At a meeting of the CSIR attended by Prof K.VijayRaghavan, Principal Scientific Advisor, Dr.Shekhar Mande DG, CSIR and other Chief Scientists, Dr Jitendra Singh said that the Ministry of Jal Shakti, Govt. of India has entrusted the responsibility to CSIR-NGRI for mapping ground water sources in arid regions.
Referring to Prime Minister’s 75th Independence Day speech, where he said that in just two years of the Jal Jeevan Mission, more than four and a half crore families have started getting water from taps, Dr Jitendra Singh said that Government is promoting Science and Technology (S&T) with emphasis on emerging areas and their application for bringing “Ease of Living” for common man.
Dr Jitendra Singh said that Arid areas in the north western India spread over parts of states of Rajasthan, Gujarat, Haryana and Punjab cover nearly 12% of the total geographical area of the country and is home to more than 8 crore people.
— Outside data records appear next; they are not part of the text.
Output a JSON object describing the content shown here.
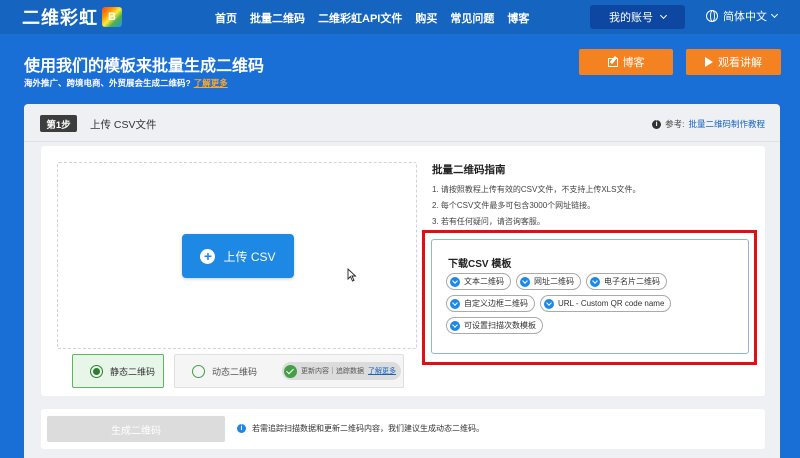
{
  "nav": {
    "logo_text": "二维彩虹",
    "logo_mark": "B",
    "links": [
      "首页",
      "批量二维码",
      "二维彩虹API文件",
      "购买",
      "常见问题",
      "博客"
    ],
    "account_label": "我的账号",
    "language": "简体中文"
  },
  "hero": {
    "title": "使用我们的模板来批量生成二维码",
    "subtitle": "海外推广、跨境电商、外贸展会生成二维码?",
    "learn_more": "了解更多",
    "blog_button": "博客",
    "watch_button": "观看讲解"
  },
  "step": {
    "badge": "第1步",
    "label": "上传 CSV文件",
    "ref_prefix": "参考:",
    "ref_link": "批量二维码制作教程"
  },
  "upload": {
    "button_label": "上传 CSV"
  },
  "qr_type": {
    "static_label": "静态二维码",
    "dynamic_label": "动态二维码",
    "dynamic_pill_text": "更新内容｜追踪数据",
    "dynamic_learn_more": "了解更多"
  },
  "guide": {
    "title": "批量二维码指南",
    "items": [
      "1. 请按照教程上传有效的CSV文件，不支持上传XLS文件。",
      "2. 每个CSV文件最多可包含3000个网址链接。",
      "3. 若有任何疑问，请咨询客服。"
    ]
  },
  "templates": {
    "title": "下载CSV 模板",
    "chips": [
      "文本二维码",
      "网址二维码",
      "电子名片二维码",
      "自定义边框二维码",
      "URL - Custom QR code name",
      "可设置扫描次数模板"
    ]
  },
  "generate": {
    "button_label": "生成二维码",
    "note": "若需追踪扫描数据和更新二维码内容，我们建议生成动态二维码。"
  },
  "colors": {
    "brand_blue": "#1a6fd6",
    "accent_orange": "#f58220",
    "highlight_red": "#e01010",
    "static_green": "#2e7d32"
  }
}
He said, with an annual rainfall in the range of less than 100 to 400 mm, this area faces acute shortage of water throughout the year and it is proposed to take up high resolution aquifer mapping and management to augment the groundwater resources.
Dr Jitendra Singh informed that this technique is cost-effective, precise and is useful to map large areas (districts/states) within a short time to map the vast extent of groundwater resources in arid regions of our country. The entire work will be completed by 2025 with more than 1.5 lakh square kilometers of area with an estimated cost of Rs. 141 Crores. He said, the ultimate aim of this project is to map the potential sites for groundwater withdrawal and conservation and results will be used to meet the broader objectives of aquifer mapping, rejuvenation and management of groundwater resources in the arid areas.